Sergei Kourdakov, a former KGB agent and Soviet naval intelligence officer, defected from the USSR at the age of twenty. A year later we met at my Federal Government office in Washington DC. We were watched and followed. “Even you could be spy,” Sergei whispered. My book, A Rose for Sergei, is the true story of our time together.

Tuesday, July 30, 2013

Insight


The summer before my senior year of high school I worked as a clerical assistant for the Federal Government in Washington DC.  I was 16 years old, the year was 1968.  That summer was life changing for me because it was my first grown-up job and I fell in love.  Not with an individual . . . I fell in love with the idea of working and the importance and satisfaction that goes along with it.  By the end of the summer I discovered I wanted to work full-time for the Federal Government after I graduated from high school.  If I had chosen a different path I never would have met Sergei Kourdakov four years later.
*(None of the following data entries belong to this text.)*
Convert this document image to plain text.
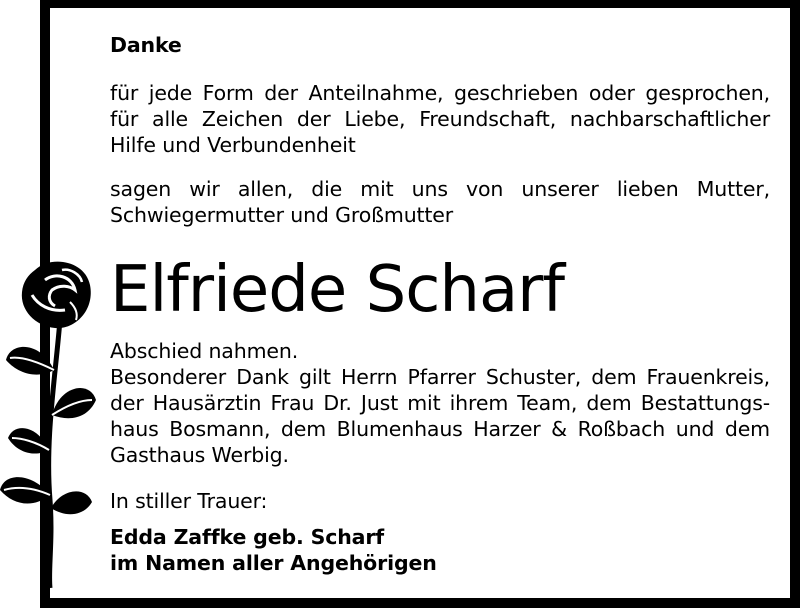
Danke
für jede Form der Anteilnahme, geschrieben oder gesprochen,
für alle Zeichen der Liebe, Freundschaft, nachbarschaftlicher
Hilfe und Verbundenheit
sagen wir allen, die mit uns von unserer lieben Mutter,
Schwiegermutter und Großmutter
Elfriede Scharf
Abschied nahmen.
Besonderer Dank gilt Herrn Pfarrer Schuster, dem Frauenkreis,
der Hausärztin Frau Dr. Just mit ihrem Team, dem Bestattungs-
haus Bosmann, dem Blumenhaus Harzer & Roßbach und dem
Gasthaus Werbig.
In stiller Trauer:
Edda Zaffke geb. Scharf
im Namen aller Angehörigen
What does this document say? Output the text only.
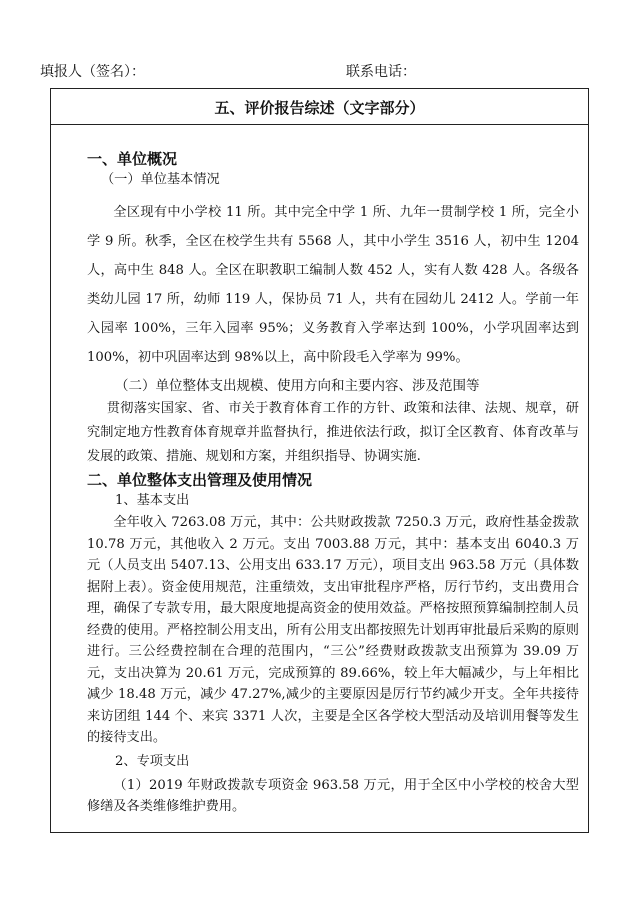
填报人（签名）：	联系电话：
五、评价报告综述（文字部分）
一、单位概况
（一）单位基本情况
全区现有中小学校 11 所。其中完全中学 1 所、九年一贯制学校 1 所，完全小学 9 所。秋季，全区在校学生共有 5568 人，其中小学生 3516 人，初中生 1204 人，高中生 848 人。全区在职教职工编制人数 452 人，实有人数 428 人。各级各类幼儿园 17 所，幼师 119 人，保协员 71 人，共有在园幼儿 2412 人。学前一年入园率 100%，三年入园率 95%；义务教育入学率达到 100%，小学巩固率达到 100%，初中巩固率达到 98%以上，高中阶段毛入学率为 99%。
（二）单位整体支出规模、使用方向和主要内容、涉及范围等
贯彻落实国家、省、市关于教育体育工作的方针、政策和法律、法规、规章，研究制定地方性教育体育规章并监督执行，推进依法行政，拟订全区教育、体育改革与发展的政策、措施、规划和方案，并组织指导、协调实施.
二、单位整体支出管理及使用情况
1、基本支出
全年收入 7263.08 万元，其中：公共财政拨款 7250.3 万元，政府性基金拨款 10.78 万元，其他收入 2 万元。支出 7003.88 万元，其中：基本支出 6040.3 万元（人员支出 5407.13、公用支出 633.17 万元），项目支出 963.58 万元（具体数据附上表）。资金使用规范，注重绩效，支出审批程序严格，厉行节约，支出费用合理，确保了专款专用，最大限度地提高资金的使用效益。严格按照预算编制控制人员经费的使用。严格控制公用支出，所有公用支出都按照先计划再审批最后采购的原则进行。三公经费控制在合理的范围内，“三公”经费财政拨款支出预算为 39.09 万元，支出决算为 20.61 万元，完成预算的 89.66%，较上年大幅减少，与上年相比减少 18.48 万元，减少 47.27%,减少的主要原因是厉行节约减少开支。全年共接待来访团组 144 个、来宾 3371 人次，主要是全区各学校大型活动及培训用餐等发生的接待支出。
2、专项支出
（1）2019 年财政拨款专项资金 963.58 万元，用于全区中小学校的校舍大型修缮及各类维修维护费用。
That summer of ‘68 I met a unique U.S. Air Force Major at work.  In A Rose for Sergei I tell how this person made it a point to share a few “words of wisdom” with me.  It was almost as if he had insight about my life and he was trying to shield me from heartbreak.  At the end of August, when my job was over, I returned to school for my senior year and I never saw or had contact with him again.  His words of wisdom, however, stayed with me always.  It wasn’t until many years later that I realized the significance of our meeting and how relevant his words were.

I believe people come into our life at certain times for a reason.  They touch our life for that moment, provide information, friendship and advice, and then they are gone.

Some people are not meant to be in our life forever.